Magistradoy vocal del CGPJ

En las últimas semanas, el Tribunal Supremo y el Tribunal Constitucional han enjuiciado reclamaciones de Batasuna relativas a la supuesta falta de imparcialidad de algunos de los magistrados que tenían que llevar los procesos relativos a la eventual ilegalización de ese partido. Tal alegación ha sido estimada en algún caso, con el consiguiente apartamiento del caso del magistrado concernido, y desestimada en otros. Siempre razonadamente. ¿Cuál es la lógica de la imparcialidad judicial sobre la que se asentaba este asunto?

En democracia, la imparcialidad es una garantía básica de los procesos judiciales, y una de las pautas elementales del derecho de todo ciudadano a un juicio justo. Una declaración de principios lógica para cualquiera, que se proyecta en un doble aspecto, posiblemente menos conocido. A los jueces se les exige no sólo que sean personalmente neutrales respecto de las partes y el contenido del proceso que dirigen, es decir, que carezcan de prejuicios o intereses subjetivos. Además, deben disponer las garantías necesarias para que pueda ser excluida cualquier duda al respecto; en otras palabras, también han de parecer imparciales.

La razón para tan extrema exigencia es que la sociedad como conjunto necesita, por principio, un suelo de confianza en sus tribunales, que no podría existir si éstos no ofrecieran, además de neutralidad real, una estimable apariencia de que la neutralidad existe.

Las leyes indican que los jueces que no resulten imparciales con arreglo a esos criterios citados deben apartarse o ser removidos del pleito que dirijan.

De hecho, en diversos pronunciamientos, los más altos tribunales nacionales e internacionales han apreciado rotura de la apariencia de imparcialidad --por tanto, de la imparcialidad misma-- en varios casos realmente diversos.
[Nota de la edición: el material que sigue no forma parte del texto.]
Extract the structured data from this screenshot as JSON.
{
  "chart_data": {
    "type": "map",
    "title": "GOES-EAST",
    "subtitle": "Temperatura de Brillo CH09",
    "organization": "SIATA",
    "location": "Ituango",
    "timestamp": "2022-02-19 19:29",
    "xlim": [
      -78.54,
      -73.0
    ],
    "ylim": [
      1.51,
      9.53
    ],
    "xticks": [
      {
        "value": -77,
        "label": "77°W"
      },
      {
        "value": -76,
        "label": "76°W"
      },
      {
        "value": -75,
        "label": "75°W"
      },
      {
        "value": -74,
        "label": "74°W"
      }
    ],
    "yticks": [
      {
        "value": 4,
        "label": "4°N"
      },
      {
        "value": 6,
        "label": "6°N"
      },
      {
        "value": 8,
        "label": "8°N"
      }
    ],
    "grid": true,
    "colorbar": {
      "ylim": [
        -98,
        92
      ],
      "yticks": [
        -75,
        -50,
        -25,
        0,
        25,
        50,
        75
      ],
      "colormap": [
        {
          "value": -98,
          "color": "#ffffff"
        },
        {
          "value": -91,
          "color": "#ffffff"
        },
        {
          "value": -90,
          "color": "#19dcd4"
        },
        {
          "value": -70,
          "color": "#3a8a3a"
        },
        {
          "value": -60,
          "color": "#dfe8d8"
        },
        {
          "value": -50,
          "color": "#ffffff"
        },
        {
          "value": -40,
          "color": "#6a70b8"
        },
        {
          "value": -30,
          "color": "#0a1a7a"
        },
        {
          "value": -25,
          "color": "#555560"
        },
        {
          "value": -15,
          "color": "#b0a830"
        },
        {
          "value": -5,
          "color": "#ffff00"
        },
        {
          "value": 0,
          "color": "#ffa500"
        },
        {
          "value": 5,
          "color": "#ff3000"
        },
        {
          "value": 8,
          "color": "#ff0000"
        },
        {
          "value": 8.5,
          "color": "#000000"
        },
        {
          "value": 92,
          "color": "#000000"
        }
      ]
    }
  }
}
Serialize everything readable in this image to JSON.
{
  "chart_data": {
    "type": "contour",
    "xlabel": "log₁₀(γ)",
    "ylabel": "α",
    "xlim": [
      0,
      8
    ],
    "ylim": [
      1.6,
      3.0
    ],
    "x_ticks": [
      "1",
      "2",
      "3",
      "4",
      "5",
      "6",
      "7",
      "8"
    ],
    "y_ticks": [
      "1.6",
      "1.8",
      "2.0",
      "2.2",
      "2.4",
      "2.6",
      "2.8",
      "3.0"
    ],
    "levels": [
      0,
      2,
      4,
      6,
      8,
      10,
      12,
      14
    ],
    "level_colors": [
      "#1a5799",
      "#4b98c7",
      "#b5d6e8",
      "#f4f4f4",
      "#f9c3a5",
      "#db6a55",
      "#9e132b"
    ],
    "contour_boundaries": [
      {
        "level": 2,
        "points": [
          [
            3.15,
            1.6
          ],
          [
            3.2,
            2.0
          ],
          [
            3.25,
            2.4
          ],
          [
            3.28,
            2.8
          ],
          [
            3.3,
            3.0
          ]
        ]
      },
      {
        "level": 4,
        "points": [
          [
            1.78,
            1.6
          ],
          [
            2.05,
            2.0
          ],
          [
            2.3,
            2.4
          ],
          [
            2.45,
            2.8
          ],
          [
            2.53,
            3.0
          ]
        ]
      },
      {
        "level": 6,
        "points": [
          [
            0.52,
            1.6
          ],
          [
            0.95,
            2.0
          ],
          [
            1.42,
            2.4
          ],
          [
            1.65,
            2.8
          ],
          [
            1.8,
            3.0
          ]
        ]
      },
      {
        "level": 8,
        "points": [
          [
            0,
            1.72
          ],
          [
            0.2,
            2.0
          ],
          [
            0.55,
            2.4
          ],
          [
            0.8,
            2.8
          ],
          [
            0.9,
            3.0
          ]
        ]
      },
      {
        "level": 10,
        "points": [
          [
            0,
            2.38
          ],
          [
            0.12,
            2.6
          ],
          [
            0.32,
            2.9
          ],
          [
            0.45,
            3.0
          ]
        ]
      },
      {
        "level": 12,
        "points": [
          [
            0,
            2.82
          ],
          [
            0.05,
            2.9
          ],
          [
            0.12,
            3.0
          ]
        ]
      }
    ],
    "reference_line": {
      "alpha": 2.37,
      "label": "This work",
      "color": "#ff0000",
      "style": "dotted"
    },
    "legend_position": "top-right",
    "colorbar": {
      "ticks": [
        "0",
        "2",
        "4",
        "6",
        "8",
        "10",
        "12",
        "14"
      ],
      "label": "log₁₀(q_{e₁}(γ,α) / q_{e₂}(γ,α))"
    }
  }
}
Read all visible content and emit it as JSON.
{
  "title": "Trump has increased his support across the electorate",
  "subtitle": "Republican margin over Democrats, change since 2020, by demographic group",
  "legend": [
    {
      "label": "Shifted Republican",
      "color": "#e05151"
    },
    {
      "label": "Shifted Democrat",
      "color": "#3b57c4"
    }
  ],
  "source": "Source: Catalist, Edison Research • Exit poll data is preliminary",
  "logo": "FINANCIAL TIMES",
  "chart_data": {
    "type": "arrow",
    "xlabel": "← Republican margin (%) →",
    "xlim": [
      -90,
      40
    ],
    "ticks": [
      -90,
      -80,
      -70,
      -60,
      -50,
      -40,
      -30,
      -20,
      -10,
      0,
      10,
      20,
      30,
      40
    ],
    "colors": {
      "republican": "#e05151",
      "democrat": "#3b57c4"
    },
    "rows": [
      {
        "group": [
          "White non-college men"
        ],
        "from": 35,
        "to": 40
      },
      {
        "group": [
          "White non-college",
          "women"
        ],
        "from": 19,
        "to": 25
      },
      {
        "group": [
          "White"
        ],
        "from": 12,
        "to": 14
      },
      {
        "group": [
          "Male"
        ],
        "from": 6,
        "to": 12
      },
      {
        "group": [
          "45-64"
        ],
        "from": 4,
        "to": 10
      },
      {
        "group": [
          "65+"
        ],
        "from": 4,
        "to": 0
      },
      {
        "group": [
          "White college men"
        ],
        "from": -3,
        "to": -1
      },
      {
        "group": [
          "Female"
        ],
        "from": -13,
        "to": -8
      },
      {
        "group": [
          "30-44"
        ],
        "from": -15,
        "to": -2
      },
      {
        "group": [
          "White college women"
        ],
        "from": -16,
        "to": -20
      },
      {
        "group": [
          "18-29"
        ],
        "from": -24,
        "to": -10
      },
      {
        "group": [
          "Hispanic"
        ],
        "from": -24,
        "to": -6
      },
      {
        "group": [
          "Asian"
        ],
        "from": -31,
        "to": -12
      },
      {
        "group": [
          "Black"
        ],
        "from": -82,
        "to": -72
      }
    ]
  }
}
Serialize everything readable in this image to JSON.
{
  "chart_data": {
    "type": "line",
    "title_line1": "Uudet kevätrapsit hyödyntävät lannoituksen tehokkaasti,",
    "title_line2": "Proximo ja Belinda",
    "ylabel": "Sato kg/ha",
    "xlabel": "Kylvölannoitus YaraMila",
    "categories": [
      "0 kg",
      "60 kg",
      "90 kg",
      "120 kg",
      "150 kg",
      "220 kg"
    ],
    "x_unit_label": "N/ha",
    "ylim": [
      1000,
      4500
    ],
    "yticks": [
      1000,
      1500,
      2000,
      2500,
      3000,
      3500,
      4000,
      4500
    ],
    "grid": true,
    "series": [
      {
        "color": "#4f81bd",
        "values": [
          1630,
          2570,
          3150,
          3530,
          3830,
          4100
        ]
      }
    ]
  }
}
Quisiera destacar aquí dos grandes apartados. En primer lugar, los derivados de la expresión pública por parte del juez de un prejuicio ideológico del tipo que sea; y en segundo extremo, los referentes a error estructural del sistema judicial que no es corregido por el mismo juez (ejemplo característico es el del magistrado que ha enjuiciado el mismo asunto en dos instancias sucesivas). La práctica judicial nos dice que del segundo grupo no es responsable exclusivo el juez, al menos cuando es la mecánica de los ascensos y promociones profesionales la que le sitúa en niveles superiores, donde inevitablemente verá asuntos procedentes de los tribunales inferiores en que trabajó, a lo que se suma cierta indefinición de las leyes, que a menudo no imponen claramente el apartamiento del caso.

Pero lo que resulta exclusivamente dependiente del juez es la expresión pública de posturas ideológicas, por más justificadas que pudieran estar desde el punto de vista del ciudadano. Me estoy refiriendo esencialmente a las muestras de repudio del terrorismo, decentes y exigibles a cualquier ciudadano, pero que en el caso del juez pueden colocarle en situación objetiva y técnica de pérdida de imparcialidad.

La práctica judicial nos indica que es prácticamente seguro que el magistrado que hace valoraciones ideológicas sobre el objeto o los sujetos del proceso que enjuicia, mediante declaraciones usualmente mediáticas, se arriesga a ser tachado de parcial en el modo indicado. Por lo tanto, el sistema judicial no debe dejar de recordar a sus miembros la necesidad de mantener la tensión intelectual requerida para no caer en este tipo de errores.

La tarea judicial puede y debe prescindir de manifestaciones públicas, porque los jueces hablan de los asuntos que enjuician a través de sus resoluciones. Una declaración de nulidad de un proceso o una condena en el Tribunal Europeo de Derechos Humanos cuestionan siempre la validez del sistema judicial democrático que las soporta, y en los grandes casos pueden llegar a comprometerlo seriamente y para mucho tiempo. Tengamos cuidado.